Themes of matriarchal rule also come up in these chapters. After the speeding ticket, Sal's aunt is the one who takes control, paying the fine and returning home to cook and care for the young people. Just as Kerouac did in his real life, Sal is caught in the position of assigning roles to women-either of mothers or of sexual objects-making it unclear how he will achieve true love and marriage.
The reader gets a further glimpse into the racial fascination that Kerouac develops throughout the novel. Dean dances to a Bebop record that Sal has bought, and he idolizes an old black man riding a mule on a farm. Carlo took a trip to Africa, where he immersed himself in African culture. Kerouac suggests that black culture carries forward certain truths that white American culture has lost. As in Part One, when Sal idealized migrant farm life, the theme of race and its interplay with "It" plays an important role and will continue to do so.

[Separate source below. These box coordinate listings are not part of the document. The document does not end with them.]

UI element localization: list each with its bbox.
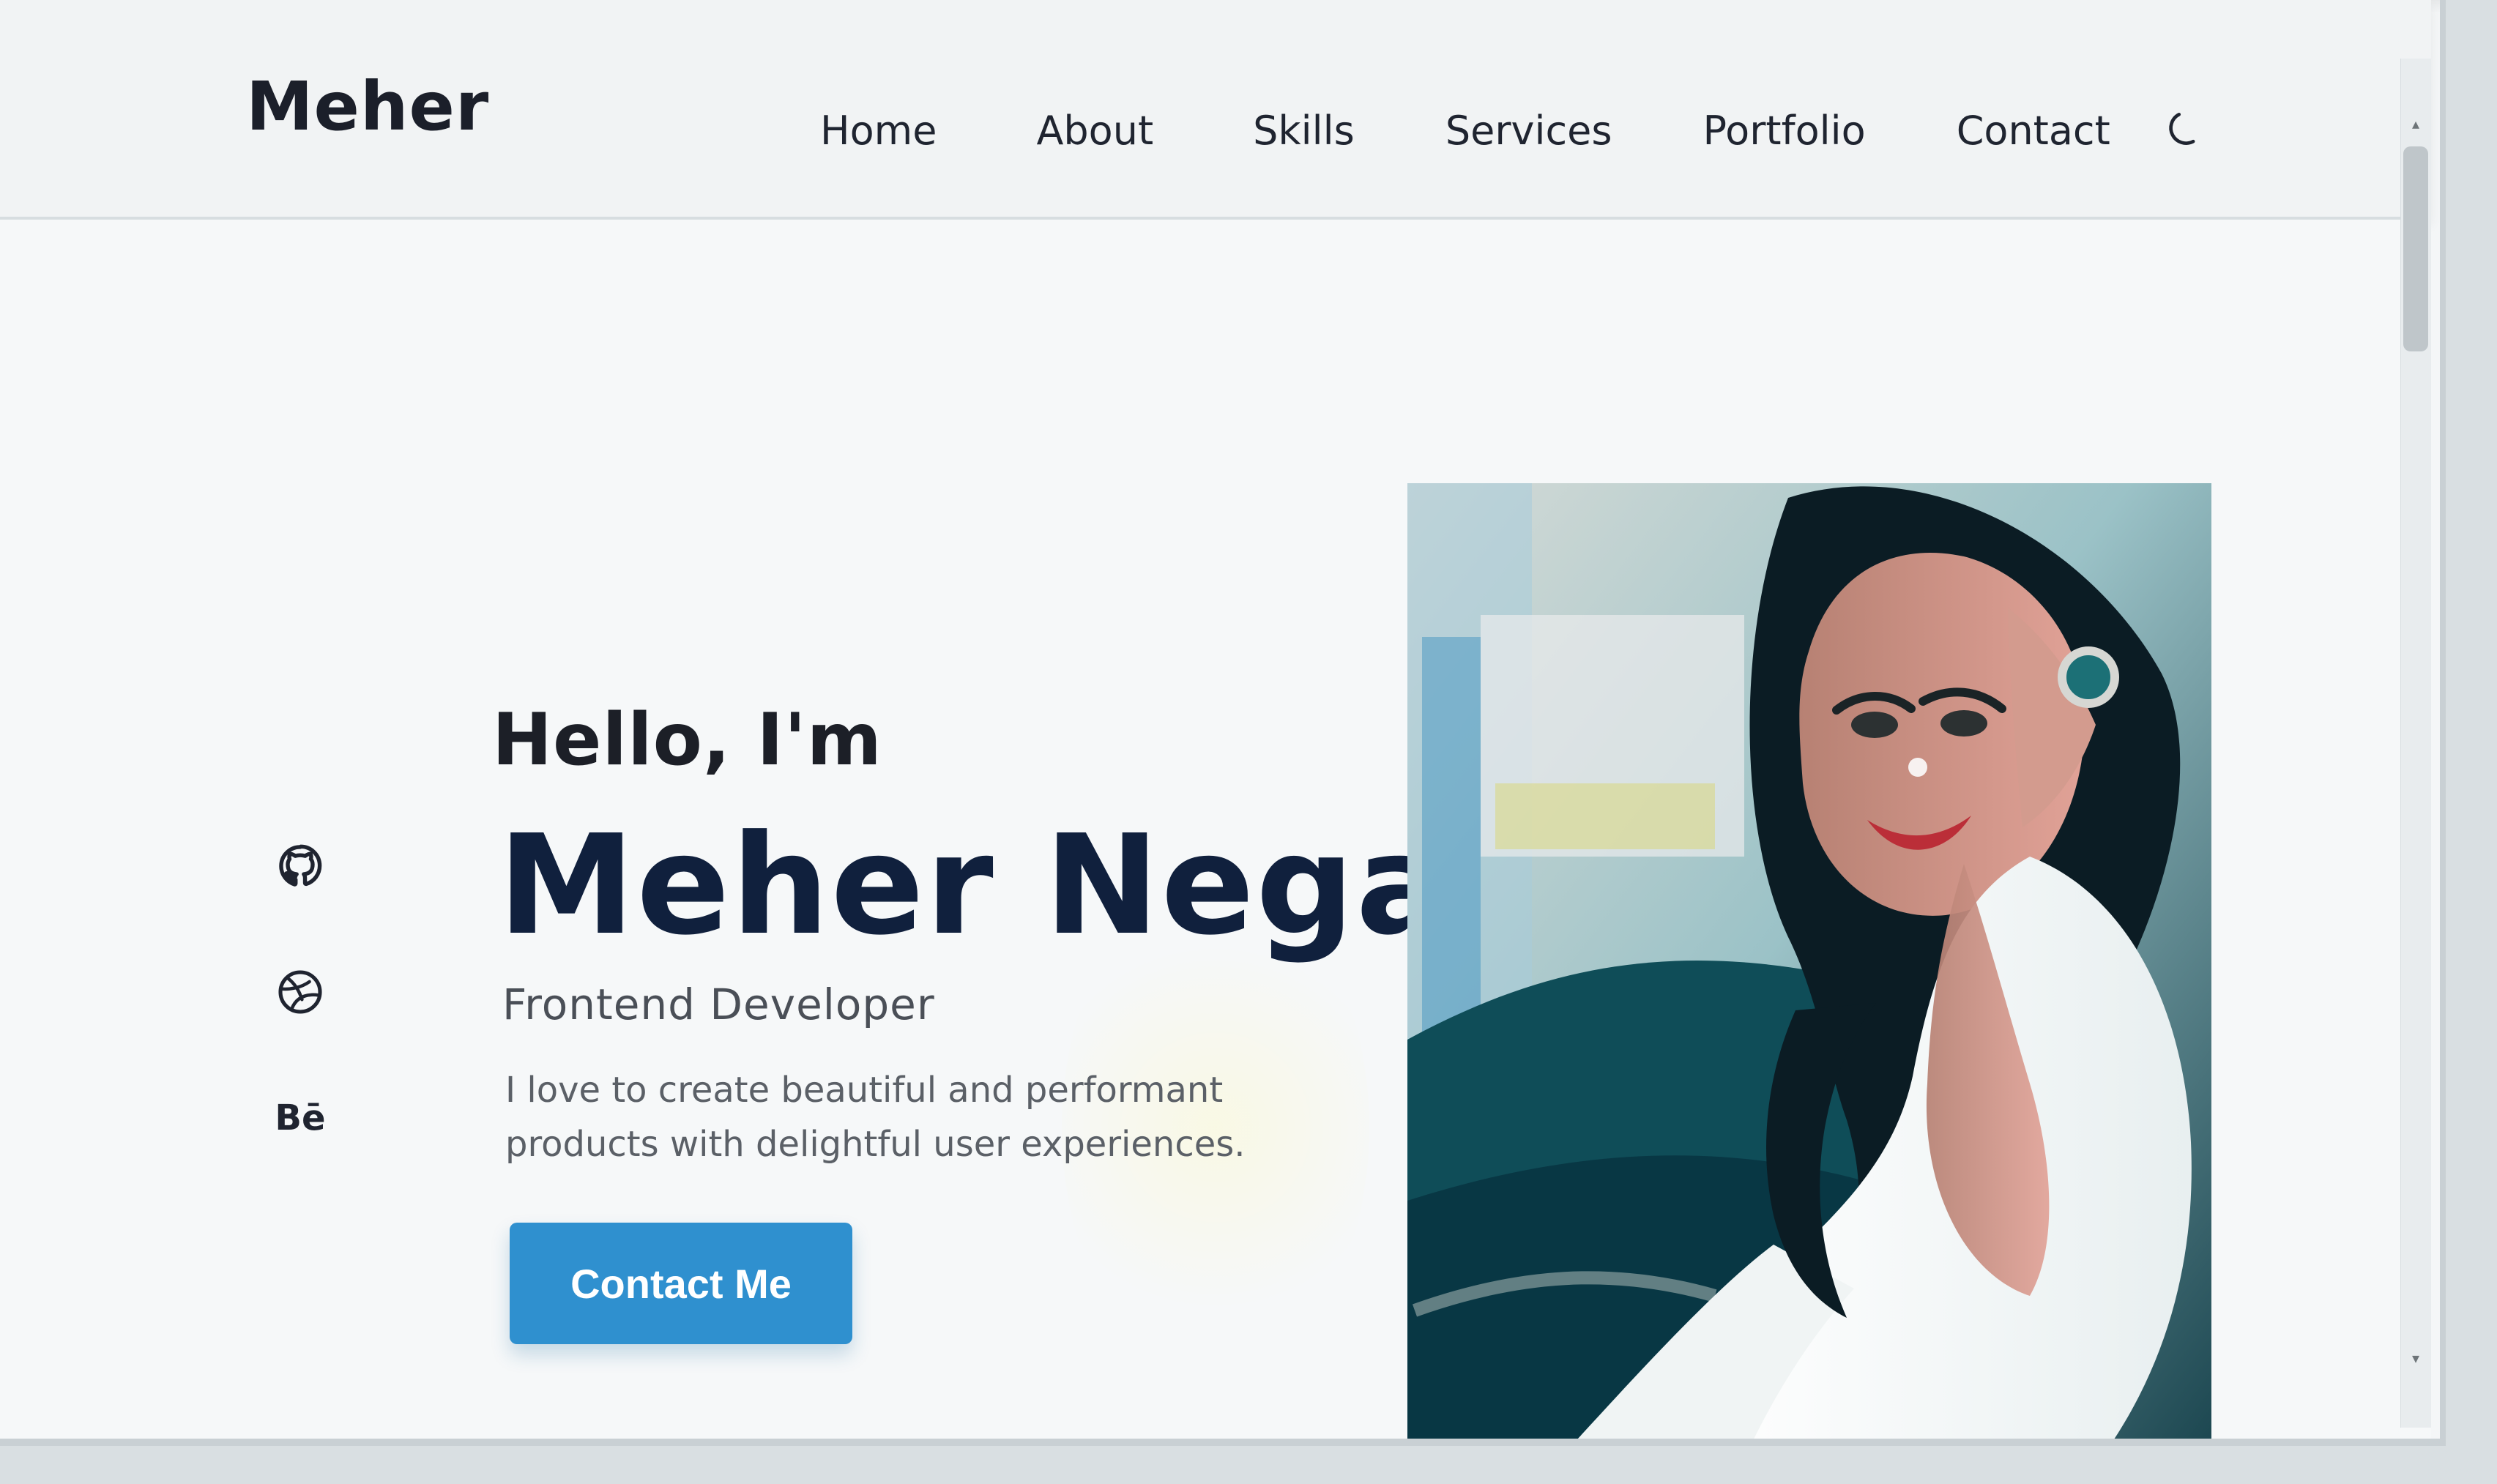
contact-me-button[interactable]: Contact Me — [510, 1223, 852, 1344]
hero-description-line-2: products with delightful user experience… — [505, 1124, 1246, 1166]
hero-section: Bē Hello, I'm Meher Negar Frontend Devel… — [0, 220, 2431, 1439]
nav-services[interactable]: Services — [1445, 108, 1612, 154]
github-icon — [279, 844, 322, 887]
theme-toggle-button[interactable] — [2159, 105, 2210, 156]
social-links: Bē — [272, 838, 346, 1216]
hero-description: I love to create beautiful and performan… — [505, 1063, 1325, 1172]
nav-home[interactable]: Home — [820, 108, 937, 154]
moon-icon — [2169, 112, 2195, 145]
nav-portfolio[interactable]: Portfolio — [1703, 108, 1866, 154]
main-navigation: Home About Skills Services Portfolio Con… — [820, 86, 2210, 174]
hero-name: Meher Negar — [498, 805, 1520, 966]
site-logo[interactable]: Meher — [246, 67, 489, 146]
scrollbar-thumb[interactable] — [2403, 146, 2428, 351]
browser-page: Meher Home About Skills Services Portfol… — [0, 0, 2446, 1446]
github-link[interactable] — [272, 838, 328, 894]
behance-link[interactable]: Bē — [272, 1090, 328, 1146]
nav-skills[interactable]: Skills — [1253, 108, 1355, 154]
profile-photo-illustration — [1407, 483, 2211, 1439]
scroll-down-arrow-icon[interactable]: ▾ — [2409, 1351, 2422, 1365]
nav-contact[interactable]: Contact — [1957, 108, 2110, 154]
dribbble-link[interactable] — [272, 964, 328, 1020]
profile-photo — [1407, 483, 2211, 1439]
page-scrollbar[interactable]: ▴ ▾ — [2400, 59, 2431, 1428]
nav-about[interactable]: About — [1036, 108, 1153, 154]
hero-greeting: Hello, I'm — [492, 698, 882, 782]
hero-role: Frontend Developer — [502, 980, 935, 1029]
dribbble-icon — [278, 970, 322, 1014]
site-header: Meher Home About Skills Services Portfol… — [0, 0, 2431, 220]
hero-description-line-1: I love to create beautiful and performan… — [505, 1070, 1224, 1111]
scroll-up-arrow-icon[interactable]: ▴ — [2409, 116, 2422, 131]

With the return of Dean and the promise of another adventure out West, both Sal's life and Kerouac's narrative begin to increase in disorder. Kerouac's writing begins to take on a more frenzied nature, emblematic of the characters he is describing. His sentences often run into each other without punctuation, and he jumps from theme to theme, sometimes within the same paragraph or the same sentence. As with the writing, Sal's life becomes more frenzied and disordered. The sexual lives of Kerouac's characters become entangled with each other as Sal and Dean want to exchange lovers and Dean propositions Sal to sleep with Marylou while he watches.
Sal's philosophy of life also becomes darker and more disordered. He relates his vision of the Shrouded Traveler, a representative of death. Dean, having become more intense since the earlier chapters, assures Sal that one can reach a true understanding of life if one only moves fast enough. Kerouac suggests that his characters are trying to take on immortality by the very speed and pace of their lives as well as through their travels. Dean's motto for life and path to immortality is twofold: move and don't worry.

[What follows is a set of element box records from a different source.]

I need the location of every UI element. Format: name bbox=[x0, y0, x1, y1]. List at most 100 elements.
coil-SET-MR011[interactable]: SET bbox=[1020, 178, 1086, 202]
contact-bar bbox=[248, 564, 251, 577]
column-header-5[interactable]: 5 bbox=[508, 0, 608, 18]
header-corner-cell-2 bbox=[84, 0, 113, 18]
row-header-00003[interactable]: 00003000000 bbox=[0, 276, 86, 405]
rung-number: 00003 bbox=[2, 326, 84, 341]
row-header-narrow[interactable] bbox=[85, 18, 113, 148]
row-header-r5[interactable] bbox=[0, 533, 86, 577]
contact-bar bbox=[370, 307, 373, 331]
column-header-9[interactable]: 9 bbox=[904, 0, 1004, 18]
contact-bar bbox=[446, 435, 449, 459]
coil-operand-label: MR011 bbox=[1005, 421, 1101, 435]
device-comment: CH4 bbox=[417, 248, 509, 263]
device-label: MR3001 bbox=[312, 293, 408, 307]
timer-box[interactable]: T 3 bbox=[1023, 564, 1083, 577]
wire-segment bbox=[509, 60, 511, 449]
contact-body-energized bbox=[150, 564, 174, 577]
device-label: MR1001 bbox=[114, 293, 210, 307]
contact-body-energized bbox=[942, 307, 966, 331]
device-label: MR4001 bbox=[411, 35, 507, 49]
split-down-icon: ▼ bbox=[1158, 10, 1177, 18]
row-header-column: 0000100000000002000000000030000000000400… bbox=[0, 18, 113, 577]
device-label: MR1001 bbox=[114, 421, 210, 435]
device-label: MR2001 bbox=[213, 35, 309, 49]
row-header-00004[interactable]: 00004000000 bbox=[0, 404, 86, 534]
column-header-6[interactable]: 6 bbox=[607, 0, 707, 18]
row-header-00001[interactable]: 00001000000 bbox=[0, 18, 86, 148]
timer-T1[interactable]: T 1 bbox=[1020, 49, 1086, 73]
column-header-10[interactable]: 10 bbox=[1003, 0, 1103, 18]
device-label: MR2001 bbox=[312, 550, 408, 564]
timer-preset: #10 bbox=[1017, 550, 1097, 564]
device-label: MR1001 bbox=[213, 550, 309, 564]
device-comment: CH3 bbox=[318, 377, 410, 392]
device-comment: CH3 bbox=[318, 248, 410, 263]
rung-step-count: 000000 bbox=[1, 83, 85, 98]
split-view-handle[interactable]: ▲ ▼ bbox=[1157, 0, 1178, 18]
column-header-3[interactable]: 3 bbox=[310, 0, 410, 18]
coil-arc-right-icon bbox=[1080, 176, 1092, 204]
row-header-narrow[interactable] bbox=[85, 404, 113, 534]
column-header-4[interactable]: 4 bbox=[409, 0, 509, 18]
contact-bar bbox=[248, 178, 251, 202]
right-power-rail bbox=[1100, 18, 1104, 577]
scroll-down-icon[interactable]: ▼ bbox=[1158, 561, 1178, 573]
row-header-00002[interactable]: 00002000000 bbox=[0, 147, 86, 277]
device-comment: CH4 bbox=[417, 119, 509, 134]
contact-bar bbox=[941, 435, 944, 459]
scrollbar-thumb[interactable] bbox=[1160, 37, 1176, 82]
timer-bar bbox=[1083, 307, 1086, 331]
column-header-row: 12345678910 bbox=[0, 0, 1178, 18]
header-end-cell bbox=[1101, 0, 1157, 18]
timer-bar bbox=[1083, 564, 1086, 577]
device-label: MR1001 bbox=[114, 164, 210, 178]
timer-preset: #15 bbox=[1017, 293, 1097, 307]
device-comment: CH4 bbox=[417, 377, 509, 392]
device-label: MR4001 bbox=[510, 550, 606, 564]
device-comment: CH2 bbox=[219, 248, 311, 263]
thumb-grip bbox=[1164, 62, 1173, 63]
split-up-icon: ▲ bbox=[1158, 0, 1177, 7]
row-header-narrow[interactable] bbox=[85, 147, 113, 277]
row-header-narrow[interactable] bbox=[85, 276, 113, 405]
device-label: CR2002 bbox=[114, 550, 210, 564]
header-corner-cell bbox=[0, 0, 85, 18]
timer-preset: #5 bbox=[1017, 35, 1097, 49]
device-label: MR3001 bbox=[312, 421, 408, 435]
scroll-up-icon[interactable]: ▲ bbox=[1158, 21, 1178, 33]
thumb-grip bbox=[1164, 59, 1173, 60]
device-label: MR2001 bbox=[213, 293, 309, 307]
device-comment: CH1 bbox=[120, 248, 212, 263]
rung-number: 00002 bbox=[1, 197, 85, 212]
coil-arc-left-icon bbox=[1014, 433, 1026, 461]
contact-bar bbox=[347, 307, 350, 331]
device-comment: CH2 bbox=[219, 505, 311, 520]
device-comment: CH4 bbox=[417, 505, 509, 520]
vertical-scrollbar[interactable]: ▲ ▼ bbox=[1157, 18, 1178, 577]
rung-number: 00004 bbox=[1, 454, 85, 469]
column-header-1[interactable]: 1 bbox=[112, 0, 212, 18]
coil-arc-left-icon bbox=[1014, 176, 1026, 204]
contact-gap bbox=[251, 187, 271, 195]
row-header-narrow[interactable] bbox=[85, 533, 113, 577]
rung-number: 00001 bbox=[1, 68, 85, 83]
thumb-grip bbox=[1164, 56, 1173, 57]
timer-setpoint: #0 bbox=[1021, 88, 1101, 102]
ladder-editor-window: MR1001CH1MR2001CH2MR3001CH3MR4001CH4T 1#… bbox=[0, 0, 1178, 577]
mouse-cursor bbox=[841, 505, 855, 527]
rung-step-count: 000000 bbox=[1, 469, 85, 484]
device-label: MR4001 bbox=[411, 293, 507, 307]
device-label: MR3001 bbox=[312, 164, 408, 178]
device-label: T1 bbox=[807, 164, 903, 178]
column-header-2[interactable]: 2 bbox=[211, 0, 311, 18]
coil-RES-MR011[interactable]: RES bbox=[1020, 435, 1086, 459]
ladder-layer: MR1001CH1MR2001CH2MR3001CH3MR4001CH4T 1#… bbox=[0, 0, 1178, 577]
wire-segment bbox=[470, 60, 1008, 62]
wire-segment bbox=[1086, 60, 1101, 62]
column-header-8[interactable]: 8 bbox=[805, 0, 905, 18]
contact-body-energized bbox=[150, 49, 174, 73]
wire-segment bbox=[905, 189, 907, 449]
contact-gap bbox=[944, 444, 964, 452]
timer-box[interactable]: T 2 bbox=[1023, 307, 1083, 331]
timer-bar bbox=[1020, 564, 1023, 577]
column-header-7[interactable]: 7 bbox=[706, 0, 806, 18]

This quest for immortality and individuality is arrested, however, by the police and military presence the travelers encounter in Washington. As Bull Lee comments at the end of chapter six, this "bureaucracy" intrudes into people's lives and keeps them from expressing themselves and living life to its fullest. The group's reaction to these machines of war parading in Washington and the police that later pull them over shows just how removed they have become from mainstream American values.
Arriving in New Orleans, Sal and Dean are once again excited by the novelty of the African American culture in which they hope to participate. They meet up with Bull Lee, a character modeled after the legendary Beat poet William S. Burroughs, who models an eccentric, drug-addled lifestyle for the group. The stay at Bull Lee's only intensifies the disorder taking over on this trip out West. The Mississippi River makes another appearance in the novel as gateway to the West. Sal begins to create an American mythology out of the river as both a chance at new life, symbolized by his crossing of the great river, and as a peril of death, symbolized by the oft-used literary trope of the girl who commits suicide.